Séries sous des lumières changeantes
Des deux bâtiments de la ferme, Monet, en 1865 (il a 24 ans), nous offre une des rares représentations, sous la neige et une lumière déjà incroyable. Car un des attraits de la Normandie, pour les peintres, ce sont les lumières changeantes qui font varier les couleurs et vont leur inspirer des séries. A Etretat, Courbet est un des premiers à peindre en série la falaise : on peut en voir un exemplaire daté de 1869, dépouillé de tout personnage. "Il refuse l'anecdote et le pittoresque, c'est la roche qui l'intéresse, et l'effet de la lumière sur le paysage", commente Camille Durand-Ruel Snollaerts.Monet, qui admire beaucoup Courbet, peint la même vue en 1885, plus légère, avec des voiles qui flottent sur la mer turquoise. En face, deux autres toiles de Monet, une "Eglise de Varengeville à contre-jour" dans le vent, de 1882, littéralement fantastique et, quinze ans plus tard, les "Falaises à Varengeville" ne sont plus qu'un tourbillon mousseux au-dessus de la mer lumineuse.
Les "petites dames des plages" de Boudin
Un "Port de Dieppe" (vers 1885) nous révèle un Gauguin en pleine mutation, "encore sous l'influence de son maître, Camille Pissarro", remarque la commissaire, mais dont la touche commence à s'éloigner de l'impressionnisme.Les Anglais ont apporté la peinture de paysage en Normandie, ils y ont aussi exporté les bains de mer, abondamment représentés par les peintres, à Dieppe d'abord, puis sur la côte d'Albâtre, puis à Deauville.

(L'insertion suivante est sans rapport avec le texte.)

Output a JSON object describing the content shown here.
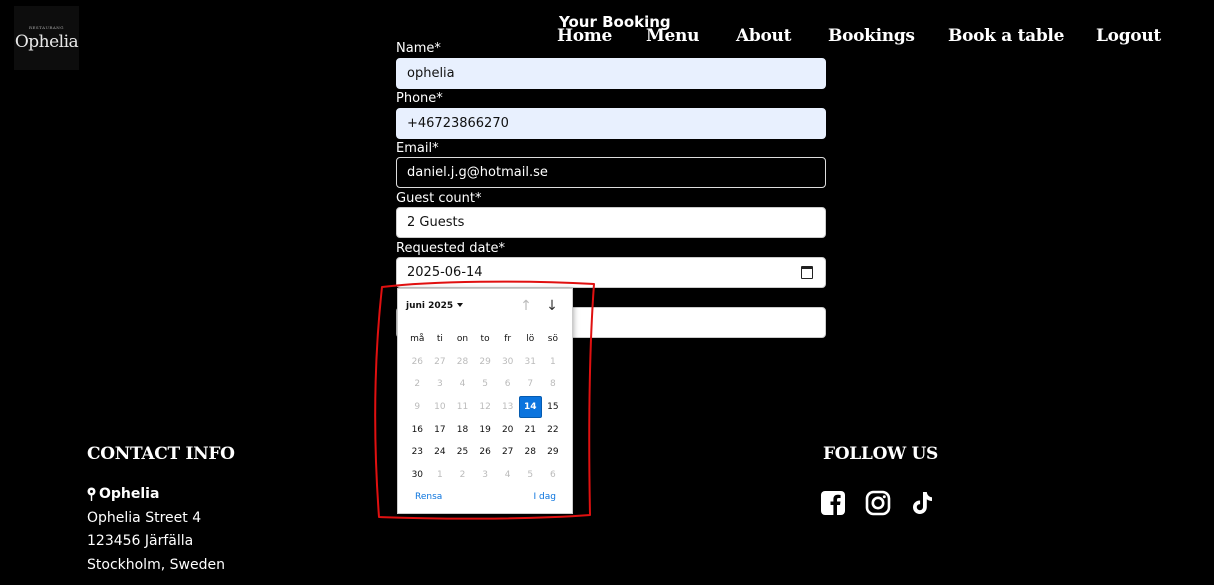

Et à Trouville, où des petites toiles d'Eugène Boudin montrent d'un côté les dames élégantes sous des ombrelles et des parasols, de l'autre le petit peuple avec les pêcheurs de crevettes. "On aime beaucoup mes petites dames sur les plages", dit alors le peintre, qui va pouvoir gagner sa vie grâce aux vacanciers fortunés qui se pressent en bord de mer.
Trouville où Monet, toujours lui, croque les élégantes d'une touche blanche qui ressemble à celle des nuages parsemant un ciel bleu éblouissant ("Sur les planches de Trouville, hôtel des Roches noires", 1870).
Monet toujours surprenant
"L'idée de cette exposition, c'est de vous surprendre, c'est que vous entriez en vous disant 'je connais tout sur les impressionnistes en Normandie' et que vous sortiez en vous disant 'j'ai découvert plein de choses'", nous dit Camille Durand-Ruel SnollaertsEt, effectivement, on pourrait se dire "une exposition de plus sur les impressionnistes". Mais d'abord on ne s'en lasse pas. Et puis, Monet arrive à toujours nous surprendre, ici avec deux peintures très étonnantes de 1866, qu'on a du mal à lui attribuer : il s'agit de deux études du port de Honfleur qui ont servi pour une grande composition destinée au Salon, disparue depuis. Ces "barques de pêches" en aplats de couleurs cernées de noir semblent l'oeuvre d'un fauve.